One thing most rookies have in common is that they tend to not get very many minutes. Of the 460 players who have played at least 500 minutes in their rookie season since 2000, nearly 60 percent of them averaged less than 20 minutes per game. And when you’re not playing very much, warm-ups tend to take on a different tone.
Mavericks rookie Shane Larkin, who was the best player on his University of Miami squad last season, is now a little-used backup point guard. “I’m just not playing as much as I did in college so I go a lot harder in workouts,” Larkin said. “I go out there and get a real heavy sweat in just to get my legs warm. When I come in [the locker room] I try to keep them warm. Stretch. Try the foam roll. Heat packs. All that trying to stay warm because I’m coming off the bench.”
While Larkin bides his time, Thomas has seen his minute load gradually increase. “When I first came in the league and I wasn’t playing, I would run the stairs,” Thomas said. “When I started playing a little bit more, I couldn’t do that because it would make me tired. Now that I’m playing a lot more minutes, the amount of shots that I get before the game has went down just so I can stay up all game.”
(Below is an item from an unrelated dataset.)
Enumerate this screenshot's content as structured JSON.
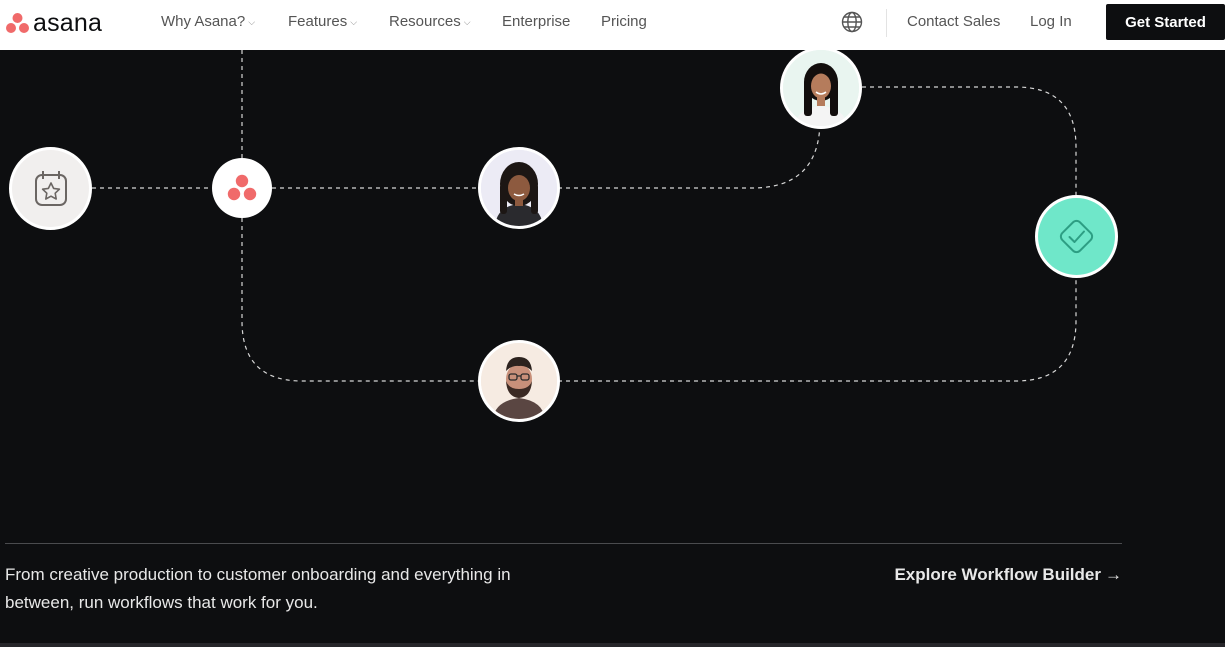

How hard a player pushes himself in pregame may change as a function of his minutes, but more often than not, the substance of the routine stays the same. Of the players I spoke with, only two (Kendall Marshall and Dion Waiters) said they made nontrivial changes to their routine before the game. Waiters adjusted his eating habits (he got a personal chef and a set pregame eating time this season after “winging it” as a rookie), not the composition of his on-court workout.
Calderon and Jack, who have each been in the league for nine years, both said they haven’t changed their routine since entering the NBA. Damian Lillard, who’s in his second season, has followed almost the exact same routine going back to his days at Weber State. (“On the court, I do the same thing every game, all the time.”)
Most of the players I spoke with were adamant that game-to-game changes to a routine, based on team or individual performance, was not a good idea. Thomas said, “No, no. I’ve learned that [over the years]. Especially with me, don’t think too hard on the situation, whether you’re missing shots, whether you’re not doing something well, because you’ve just got to figure it out as a pro.”
Through months of watching warm-ups and talking to players about their routines, I noticed there’s no real correlation between whether I enjoyed watching a player’s warm-up and whether I enjoy his actual game.
I love watching Cousins play, but he had one of my least favorite warm-up routines of any player. I don’t much like watching Derek Fisher, but I found myself transfixed while watching him get ready. As a Knicks fan, I was already annoyed by Smith’s and Felton’s games, and getting up-close-and-personal looks at their warm-ups just reinforced that for me. I already loved me some Redick, and watching his routine gave me an all-new appreciation of his game.
The aesthetics and the particulars aren’t what really matter here. It’s the rhythm that counts.